On Sat, Aug 06, 2011 at 11:21:47AM +0200, Pierre Schmitz wrote:
On Fri, 5 Aug 2011 19:22:21 -0400, Loui Chang wrote:
If I recall correctly some time after that debate/argument there was a problem with certificates and wget
Wget was broken, yes. But this is fixed by now.
- a problem that was supposedly impossible. Anyways, the redirect is Really God Damned Annoying. If I ask for HTTP please give me HTTP. If I ask for ssl on top give me that. Please don't employ hacky rules in the web server config.
That is a strange argument. First of all why would you explicitly decide against encryption? And more important: Most users don't decide using to HTTP. This decision is made by links theyy click or their browser when typing in the URL directly.

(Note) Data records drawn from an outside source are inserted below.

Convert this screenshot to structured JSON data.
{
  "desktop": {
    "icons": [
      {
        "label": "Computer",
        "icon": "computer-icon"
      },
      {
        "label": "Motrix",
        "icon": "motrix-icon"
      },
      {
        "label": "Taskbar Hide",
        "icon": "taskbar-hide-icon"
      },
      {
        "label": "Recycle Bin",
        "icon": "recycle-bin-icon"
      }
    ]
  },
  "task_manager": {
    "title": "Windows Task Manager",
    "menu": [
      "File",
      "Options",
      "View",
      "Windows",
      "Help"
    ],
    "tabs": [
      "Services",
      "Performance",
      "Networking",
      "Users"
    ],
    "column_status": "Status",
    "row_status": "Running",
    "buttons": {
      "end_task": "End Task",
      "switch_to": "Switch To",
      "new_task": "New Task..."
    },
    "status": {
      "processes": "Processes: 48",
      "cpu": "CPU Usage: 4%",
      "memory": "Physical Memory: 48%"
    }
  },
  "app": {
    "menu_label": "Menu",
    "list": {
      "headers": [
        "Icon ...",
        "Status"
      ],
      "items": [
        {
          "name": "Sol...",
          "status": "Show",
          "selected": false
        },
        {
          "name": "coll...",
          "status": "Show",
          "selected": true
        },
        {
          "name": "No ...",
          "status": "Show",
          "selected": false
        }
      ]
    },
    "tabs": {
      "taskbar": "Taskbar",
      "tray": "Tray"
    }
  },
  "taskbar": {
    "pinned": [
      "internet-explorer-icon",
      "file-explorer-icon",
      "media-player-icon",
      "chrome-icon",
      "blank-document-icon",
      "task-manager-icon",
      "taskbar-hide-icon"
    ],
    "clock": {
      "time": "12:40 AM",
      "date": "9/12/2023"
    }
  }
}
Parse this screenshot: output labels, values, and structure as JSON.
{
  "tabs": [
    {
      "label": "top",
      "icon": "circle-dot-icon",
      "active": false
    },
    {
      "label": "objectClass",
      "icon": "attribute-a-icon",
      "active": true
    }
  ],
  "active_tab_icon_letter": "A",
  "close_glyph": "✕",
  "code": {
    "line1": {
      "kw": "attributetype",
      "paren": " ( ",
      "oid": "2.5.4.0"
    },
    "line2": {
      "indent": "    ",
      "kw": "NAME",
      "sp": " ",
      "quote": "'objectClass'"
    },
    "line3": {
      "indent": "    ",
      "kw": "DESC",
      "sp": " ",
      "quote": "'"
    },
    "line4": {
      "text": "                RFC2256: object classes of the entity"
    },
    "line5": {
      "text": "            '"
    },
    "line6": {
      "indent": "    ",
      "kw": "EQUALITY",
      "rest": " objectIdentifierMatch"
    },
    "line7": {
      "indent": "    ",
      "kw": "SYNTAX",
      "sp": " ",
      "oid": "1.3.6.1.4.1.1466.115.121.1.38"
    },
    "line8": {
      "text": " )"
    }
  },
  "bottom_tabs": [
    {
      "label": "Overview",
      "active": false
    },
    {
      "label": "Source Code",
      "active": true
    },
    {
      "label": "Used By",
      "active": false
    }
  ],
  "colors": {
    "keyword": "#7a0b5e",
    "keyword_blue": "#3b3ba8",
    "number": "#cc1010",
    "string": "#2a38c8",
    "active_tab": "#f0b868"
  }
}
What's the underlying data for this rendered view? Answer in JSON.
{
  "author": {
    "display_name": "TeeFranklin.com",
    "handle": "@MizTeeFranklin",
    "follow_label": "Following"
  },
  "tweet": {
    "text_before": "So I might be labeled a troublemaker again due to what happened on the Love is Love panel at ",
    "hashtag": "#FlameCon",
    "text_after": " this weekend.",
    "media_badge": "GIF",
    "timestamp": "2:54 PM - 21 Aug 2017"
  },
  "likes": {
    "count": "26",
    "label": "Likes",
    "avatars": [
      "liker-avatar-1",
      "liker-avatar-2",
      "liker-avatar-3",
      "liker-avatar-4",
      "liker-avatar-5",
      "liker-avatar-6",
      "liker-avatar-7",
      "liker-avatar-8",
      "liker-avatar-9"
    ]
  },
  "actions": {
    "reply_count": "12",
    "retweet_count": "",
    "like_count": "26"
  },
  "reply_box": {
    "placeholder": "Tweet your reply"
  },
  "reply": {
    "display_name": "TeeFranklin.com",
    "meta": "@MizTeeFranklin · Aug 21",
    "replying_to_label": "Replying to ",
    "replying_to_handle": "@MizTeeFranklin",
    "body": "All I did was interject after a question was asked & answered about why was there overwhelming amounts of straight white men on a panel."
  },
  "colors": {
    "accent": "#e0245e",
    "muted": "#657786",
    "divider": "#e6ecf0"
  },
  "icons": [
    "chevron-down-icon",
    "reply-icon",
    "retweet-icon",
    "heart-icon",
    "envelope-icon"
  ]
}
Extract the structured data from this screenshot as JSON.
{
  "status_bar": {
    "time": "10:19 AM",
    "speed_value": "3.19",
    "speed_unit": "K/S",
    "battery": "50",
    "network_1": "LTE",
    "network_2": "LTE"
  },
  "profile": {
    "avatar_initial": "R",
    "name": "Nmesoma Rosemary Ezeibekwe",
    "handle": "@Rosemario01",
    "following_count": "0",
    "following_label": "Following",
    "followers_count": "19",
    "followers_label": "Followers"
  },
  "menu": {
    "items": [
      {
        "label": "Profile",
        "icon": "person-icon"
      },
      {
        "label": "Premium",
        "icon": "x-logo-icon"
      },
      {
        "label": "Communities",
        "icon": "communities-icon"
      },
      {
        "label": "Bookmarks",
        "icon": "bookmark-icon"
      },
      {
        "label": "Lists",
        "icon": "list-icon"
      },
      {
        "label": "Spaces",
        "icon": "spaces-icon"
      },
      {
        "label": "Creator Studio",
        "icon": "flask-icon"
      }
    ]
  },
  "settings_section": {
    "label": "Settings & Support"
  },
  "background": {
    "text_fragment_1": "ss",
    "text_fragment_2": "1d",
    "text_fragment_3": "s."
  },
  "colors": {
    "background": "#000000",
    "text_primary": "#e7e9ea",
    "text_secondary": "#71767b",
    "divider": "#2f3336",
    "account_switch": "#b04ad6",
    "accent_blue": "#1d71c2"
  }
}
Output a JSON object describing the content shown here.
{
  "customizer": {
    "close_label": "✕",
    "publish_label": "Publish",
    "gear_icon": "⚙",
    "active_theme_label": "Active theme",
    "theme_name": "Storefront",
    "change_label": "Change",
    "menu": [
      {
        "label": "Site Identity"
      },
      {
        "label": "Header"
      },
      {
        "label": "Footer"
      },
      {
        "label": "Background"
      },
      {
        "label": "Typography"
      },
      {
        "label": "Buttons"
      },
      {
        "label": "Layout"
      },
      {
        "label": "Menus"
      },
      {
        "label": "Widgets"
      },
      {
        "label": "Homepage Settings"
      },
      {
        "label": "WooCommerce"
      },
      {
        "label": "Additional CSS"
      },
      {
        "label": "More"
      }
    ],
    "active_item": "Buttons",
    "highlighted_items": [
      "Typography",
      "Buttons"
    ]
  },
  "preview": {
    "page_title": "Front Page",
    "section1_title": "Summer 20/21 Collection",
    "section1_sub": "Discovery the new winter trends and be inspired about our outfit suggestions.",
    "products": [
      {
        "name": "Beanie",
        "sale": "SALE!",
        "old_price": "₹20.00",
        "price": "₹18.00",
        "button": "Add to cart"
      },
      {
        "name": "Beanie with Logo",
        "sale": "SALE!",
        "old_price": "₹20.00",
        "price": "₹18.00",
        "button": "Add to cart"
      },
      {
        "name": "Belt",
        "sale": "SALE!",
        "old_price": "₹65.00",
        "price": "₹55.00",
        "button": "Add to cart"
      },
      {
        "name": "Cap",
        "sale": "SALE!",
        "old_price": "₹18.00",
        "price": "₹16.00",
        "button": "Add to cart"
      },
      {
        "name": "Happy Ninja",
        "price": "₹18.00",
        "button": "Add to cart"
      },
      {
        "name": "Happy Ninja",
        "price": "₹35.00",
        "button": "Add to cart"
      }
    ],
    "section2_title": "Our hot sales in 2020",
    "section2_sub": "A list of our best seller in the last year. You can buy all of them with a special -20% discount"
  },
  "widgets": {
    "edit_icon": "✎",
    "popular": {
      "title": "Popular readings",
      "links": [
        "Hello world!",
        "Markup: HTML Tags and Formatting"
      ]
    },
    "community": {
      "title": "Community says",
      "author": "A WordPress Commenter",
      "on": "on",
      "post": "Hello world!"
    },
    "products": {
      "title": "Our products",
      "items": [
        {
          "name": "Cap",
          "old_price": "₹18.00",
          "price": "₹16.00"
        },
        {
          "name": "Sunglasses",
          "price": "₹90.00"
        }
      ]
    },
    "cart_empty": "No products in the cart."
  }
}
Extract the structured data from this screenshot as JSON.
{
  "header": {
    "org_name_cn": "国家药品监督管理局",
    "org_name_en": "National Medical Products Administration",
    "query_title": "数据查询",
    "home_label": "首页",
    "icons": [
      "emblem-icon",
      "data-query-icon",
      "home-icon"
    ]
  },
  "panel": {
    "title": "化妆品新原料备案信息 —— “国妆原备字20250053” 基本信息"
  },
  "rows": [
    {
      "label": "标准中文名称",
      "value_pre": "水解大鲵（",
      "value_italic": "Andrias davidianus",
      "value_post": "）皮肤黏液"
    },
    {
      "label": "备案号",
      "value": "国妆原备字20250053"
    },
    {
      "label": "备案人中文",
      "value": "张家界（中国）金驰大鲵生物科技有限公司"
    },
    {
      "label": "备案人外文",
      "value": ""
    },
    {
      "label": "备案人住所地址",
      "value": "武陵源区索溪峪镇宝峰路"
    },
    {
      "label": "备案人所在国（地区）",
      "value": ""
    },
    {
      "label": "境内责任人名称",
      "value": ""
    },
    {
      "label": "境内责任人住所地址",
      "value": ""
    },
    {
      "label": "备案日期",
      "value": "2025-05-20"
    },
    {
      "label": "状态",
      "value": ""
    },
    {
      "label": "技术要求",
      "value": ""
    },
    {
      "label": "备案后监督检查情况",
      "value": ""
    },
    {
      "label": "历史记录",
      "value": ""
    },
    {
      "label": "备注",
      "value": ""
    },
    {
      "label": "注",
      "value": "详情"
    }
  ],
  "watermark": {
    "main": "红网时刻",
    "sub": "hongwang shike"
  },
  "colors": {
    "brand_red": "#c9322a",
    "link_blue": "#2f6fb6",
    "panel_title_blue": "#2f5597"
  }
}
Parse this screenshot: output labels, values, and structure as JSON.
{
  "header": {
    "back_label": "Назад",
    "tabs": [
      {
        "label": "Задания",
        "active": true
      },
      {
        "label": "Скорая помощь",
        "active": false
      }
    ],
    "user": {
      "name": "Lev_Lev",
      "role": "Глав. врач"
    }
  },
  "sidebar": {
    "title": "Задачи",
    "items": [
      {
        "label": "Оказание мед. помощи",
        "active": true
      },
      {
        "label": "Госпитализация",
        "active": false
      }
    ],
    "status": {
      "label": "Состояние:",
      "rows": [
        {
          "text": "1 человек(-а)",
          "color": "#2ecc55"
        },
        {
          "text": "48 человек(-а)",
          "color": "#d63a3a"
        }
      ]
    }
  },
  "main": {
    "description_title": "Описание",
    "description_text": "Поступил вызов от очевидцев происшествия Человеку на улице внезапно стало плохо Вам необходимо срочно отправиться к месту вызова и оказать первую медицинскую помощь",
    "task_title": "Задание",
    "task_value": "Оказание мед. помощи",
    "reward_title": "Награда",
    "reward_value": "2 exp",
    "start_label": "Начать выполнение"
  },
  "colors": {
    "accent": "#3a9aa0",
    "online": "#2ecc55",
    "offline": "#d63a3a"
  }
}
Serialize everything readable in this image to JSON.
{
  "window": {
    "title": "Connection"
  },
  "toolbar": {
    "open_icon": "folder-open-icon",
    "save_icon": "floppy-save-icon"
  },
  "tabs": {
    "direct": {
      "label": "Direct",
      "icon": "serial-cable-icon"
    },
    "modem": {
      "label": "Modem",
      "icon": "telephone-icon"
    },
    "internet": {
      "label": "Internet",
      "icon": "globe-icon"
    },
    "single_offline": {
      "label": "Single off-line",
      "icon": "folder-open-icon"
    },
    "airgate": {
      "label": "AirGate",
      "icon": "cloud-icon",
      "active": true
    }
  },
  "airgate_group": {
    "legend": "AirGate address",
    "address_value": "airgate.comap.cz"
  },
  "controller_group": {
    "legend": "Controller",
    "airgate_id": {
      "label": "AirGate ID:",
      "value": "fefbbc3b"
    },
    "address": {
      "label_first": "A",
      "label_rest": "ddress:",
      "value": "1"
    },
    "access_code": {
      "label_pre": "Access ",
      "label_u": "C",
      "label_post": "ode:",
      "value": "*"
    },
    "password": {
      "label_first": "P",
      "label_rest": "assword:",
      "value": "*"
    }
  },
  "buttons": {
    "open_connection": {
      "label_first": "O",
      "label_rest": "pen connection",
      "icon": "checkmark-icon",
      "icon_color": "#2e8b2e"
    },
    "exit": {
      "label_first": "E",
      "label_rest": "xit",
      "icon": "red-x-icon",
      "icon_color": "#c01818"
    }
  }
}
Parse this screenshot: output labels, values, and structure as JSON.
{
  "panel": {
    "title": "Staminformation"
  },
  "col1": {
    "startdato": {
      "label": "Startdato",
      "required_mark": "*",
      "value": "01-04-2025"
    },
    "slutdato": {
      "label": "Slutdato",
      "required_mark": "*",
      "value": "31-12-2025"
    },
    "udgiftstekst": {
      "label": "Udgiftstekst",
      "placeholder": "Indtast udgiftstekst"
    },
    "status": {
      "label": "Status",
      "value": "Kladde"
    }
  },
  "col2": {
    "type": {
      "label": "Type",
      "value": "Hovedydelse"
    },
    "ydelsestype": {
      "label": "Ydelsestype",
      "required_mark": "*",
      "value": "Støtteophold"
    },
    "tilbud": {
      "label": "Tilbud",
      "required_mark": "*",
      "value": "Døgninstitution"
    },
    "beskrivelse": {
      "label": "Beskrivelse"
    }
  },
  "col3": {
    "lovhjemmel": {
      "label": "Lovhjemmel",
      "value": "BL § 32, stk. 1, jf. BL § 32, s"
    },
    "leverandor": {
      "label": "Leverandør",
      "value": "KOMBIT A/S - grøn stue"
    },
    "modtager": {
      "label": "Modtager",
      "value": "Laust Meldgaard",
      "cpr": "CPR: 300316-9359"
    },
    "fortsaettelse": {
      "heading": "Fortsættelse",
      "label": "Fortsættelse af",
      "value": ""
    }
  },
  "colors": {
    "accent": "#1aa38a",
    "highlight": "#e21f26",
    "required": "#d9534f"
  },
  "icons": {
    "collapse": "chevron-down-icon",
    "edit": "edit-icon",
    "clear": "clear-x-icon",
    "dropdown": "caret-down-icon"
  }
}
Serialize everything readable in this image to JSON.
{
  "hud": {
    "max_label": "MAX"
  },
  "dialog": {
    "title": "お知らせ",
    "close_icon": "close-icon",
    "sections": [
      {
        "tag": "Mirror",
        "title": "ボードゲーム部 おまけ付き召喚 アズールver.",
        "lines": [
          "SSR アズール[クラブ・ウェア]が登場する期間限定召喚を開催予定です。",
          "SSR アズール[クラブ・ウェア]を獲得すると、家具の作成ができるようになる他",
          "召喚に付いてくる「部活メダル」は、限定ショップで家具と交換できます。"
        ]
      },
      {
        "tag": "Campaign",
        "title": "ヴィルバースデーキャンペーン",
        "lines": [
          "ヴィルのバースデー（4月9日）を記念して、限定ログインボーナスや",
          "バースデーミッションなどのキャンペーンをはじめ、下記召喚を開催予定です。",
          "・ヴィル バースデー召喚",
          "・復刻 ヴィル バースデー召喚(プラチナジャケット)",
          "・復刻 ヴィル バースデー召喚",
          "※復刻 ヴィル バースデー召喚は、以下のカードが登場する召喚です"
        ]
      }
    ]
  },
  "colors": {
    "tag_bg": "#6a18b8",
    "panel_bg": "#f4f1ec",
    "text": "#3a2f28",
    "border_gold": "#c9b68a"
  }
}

* Because there might be sucky applications on crappy embedded devices that do not support HTTPs (although I doubt there's actually a lot of these). * Because there's some overhead. * I know these aren't strong arguments, but even having no real reason against encryption doesn't mean that we should disable HTTP if there's no real objection against using HTTP with reason as well.
That redirect is subject to a MITM attack just as well. A user might not even notice that they've been redirected to another site. If you really want to promote security don't even respond to requests on port 80.
This argument is hard to follow. So you say using no encryption will lower the chance of mtm attacks? Not responding on port 80 is a bad idea as browser will try this port first and there are a lot of old links around.
I agree that encryption should be recommended, but not forced.
Maybe forcing is a bad word here. Its more about ensuring security. ATM http is recommend and I bet most users use the AUR unencrypted atm.
We already discussed that this will change.